Corpo de Hugo Chávez é levado para museu

Milhares de venezuelanos voltaram às ruas de Caracas nesta sexta-feira (15) em uma procissão funerária para o presidente Hugo Chávez, morto em 5 de março, em meio a protestos da oposição de que o governo estava explorando sua morte para fins eleitorais.
O corpo de Chávez foi levado por cerca de 20 quilômetros pelas ruas de Caracas, desde uma academia do Exército até um museu militar em uma colina onde o ex-soldado iniciou sua carreira política com um golpe frustrado em 1992.
Um funeral de Estado foi feito há uma semana. Os eventos de sexta-feira foram o ápice de 10 dias de luto oficial na nação sul-americana, liderada durante 14 anos pelo presidente socialista até a morte dele, vítima de câncer.
“Você é um gigante..voe alto e forte, nós cuidaremos de sua pátria e defenderemos seu legado”, disse sua filha María Gabriela em uma cerimônia religiosa antes do início da procissão.

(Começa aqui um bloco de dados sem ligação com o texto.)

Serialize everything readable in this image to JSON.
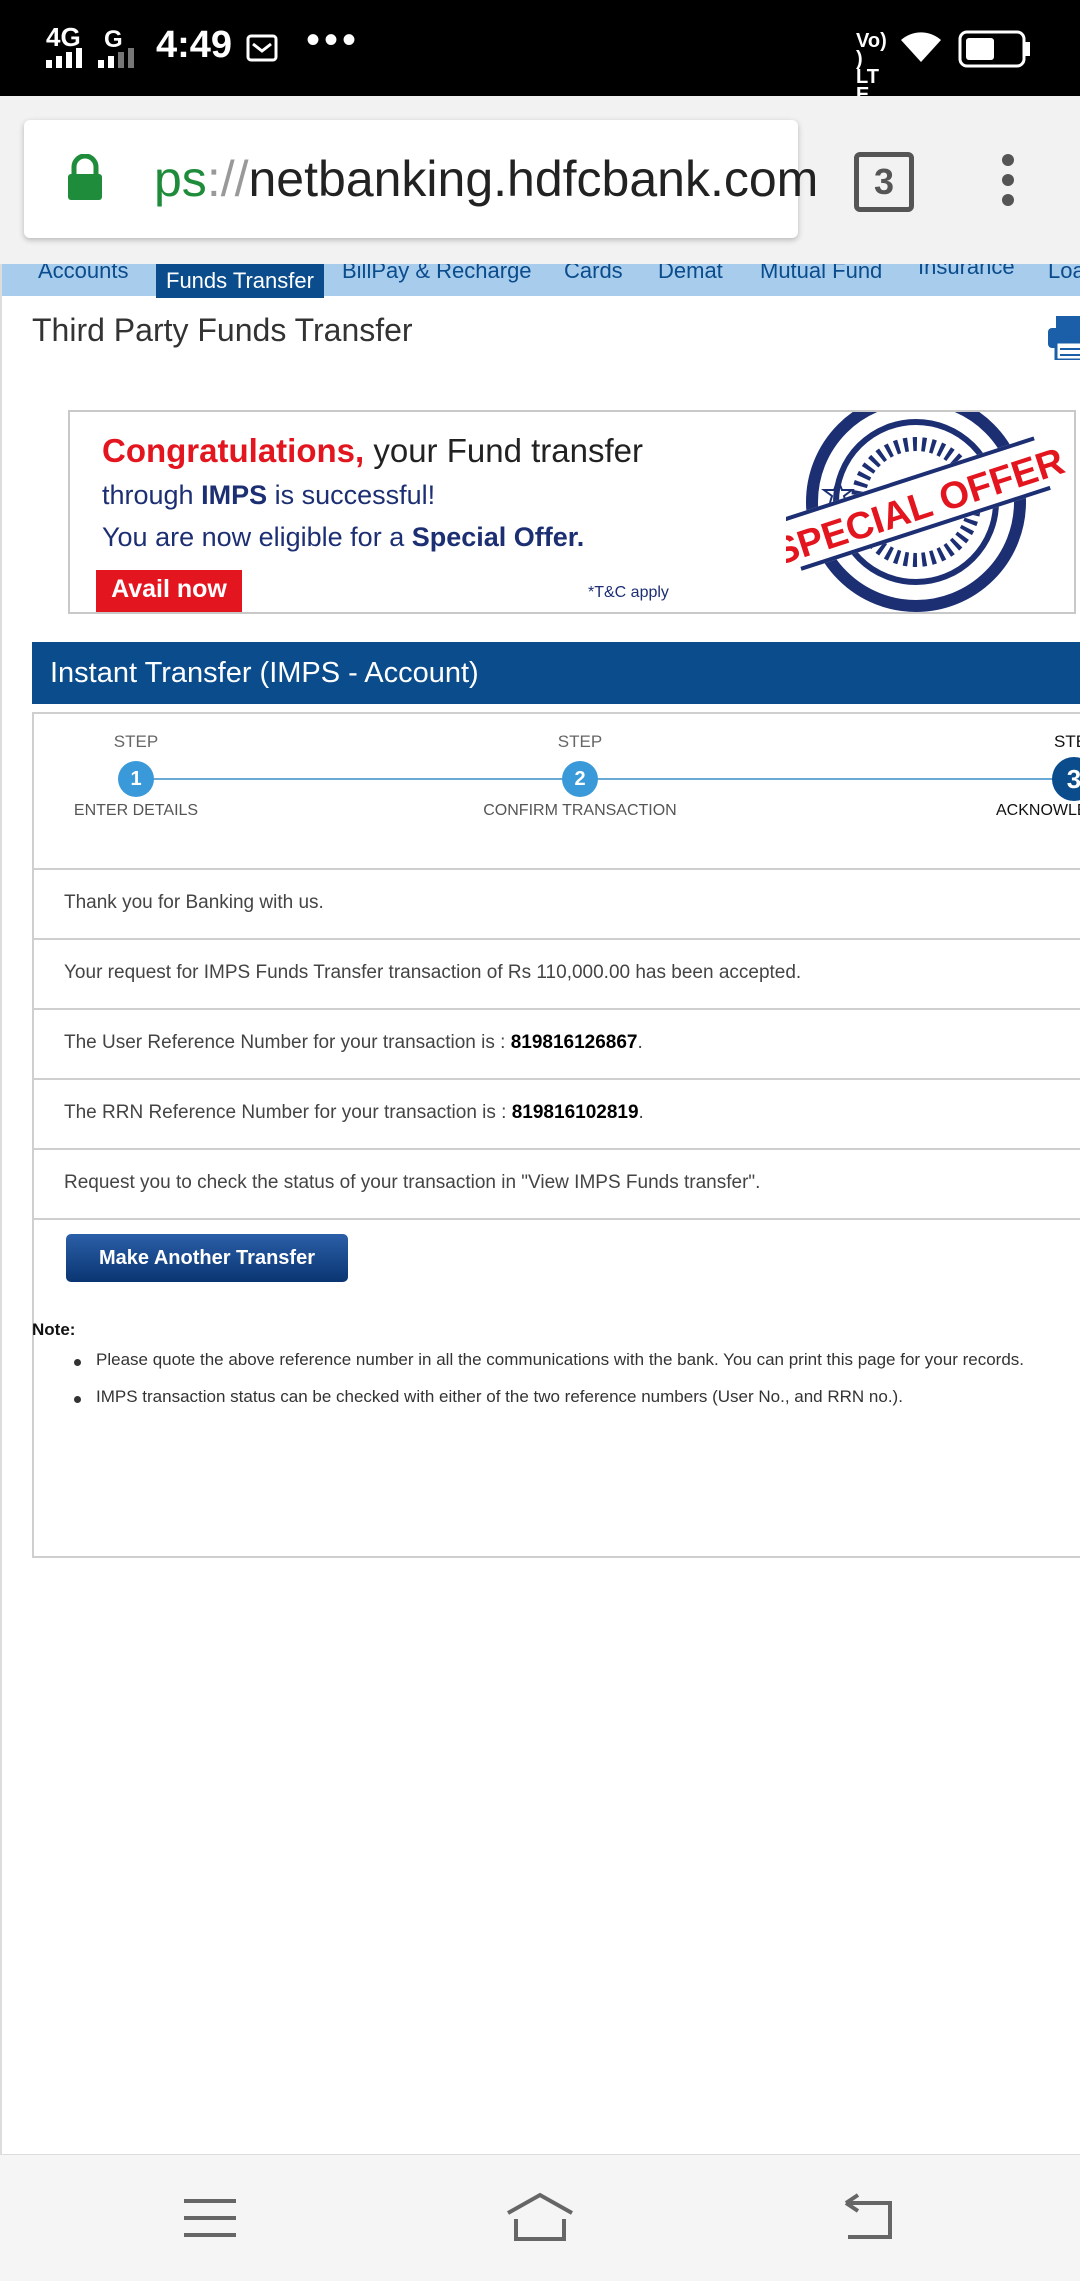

Embora o corpo seja colocado por enquanto no museu à beira do bairro populoso 23 de Janeiro – notavelmente, a região mais militantemente pró-Chávez na Venezuela – ainda restam dúvidas sobre o local final para seu descanso.
O governo queria embalsamar Chávez “pela eternidade”, ao estilo dos líderes soviéticos Lênin e Stálin e do chinês Mao. Mas, constrangedoramente para a Venezuela, autoridades disseram que o processo foi iniciado tarde demais e pode não ser possível.
O Parlamento deveria debater uma moção nesta semana para uma emenda na Constituição para que o corpo de Chávez seja colocado no Panteão Nacional, perto dos restos mortais de seu ídolo, o herói da independência sul-americana Simon Bolívar.
A Constituição estabelece que a honraria só pode ser concedida para líderes 25 anos após sua morte.
Mas o debate foi adiado em meio a conversas de que o corpo de Chávez pode ser levado para sua cidade-natal, Sabaneta, nos “llanos”, ou planícies, venezuelanas, cumprindo seu desejo de descansar ao lado da avó que o criou em uma casa de chão de barro.
Multidões de “chavistas” encheram as ruas para a procissão desta sexta-feira. Alguns usavam bandanas com o nome do presidente interino Nicolás Maduro, nomeado por Chávez como seu sucessor. Ele é o favorito para as eleições marcadas para 14 de abril, em que deve enfrentar o oposicionista Henrique Capriles.
“Chávez, prometo a você, meu voto é para Maduro”, dizia uma bandana, repetindo um slogan em comícios pró-governo.
A oposição, cujo candidato Capriles enfrenta uma dura batalha para tentar derrotar Maduro em meio a tanta emoção por Chávez, diz que o governo está prolongando de maneira sentimental o luto e explorando seu caixão como uma peça de campanha.
Capriles, um governador de 40 anos que enxerga o Brasil como modelo político e econômico, pretende começar a fazer campanha pelo país no final de semana.
“Pedimos aos que estão usando indiscriminadamente o nome do presidente para a obtenção de votos que parem esse método perverso de proselitismo eleitoral”, dizia um comunicado da oposição.
“Vamos ter uma campanha decente, sem vantagens injustas ou abusos do poder”. Chávez morreu no dia 5 de março, aos 58 anos, depois de uma batalha de quase dois anos contra o câncer.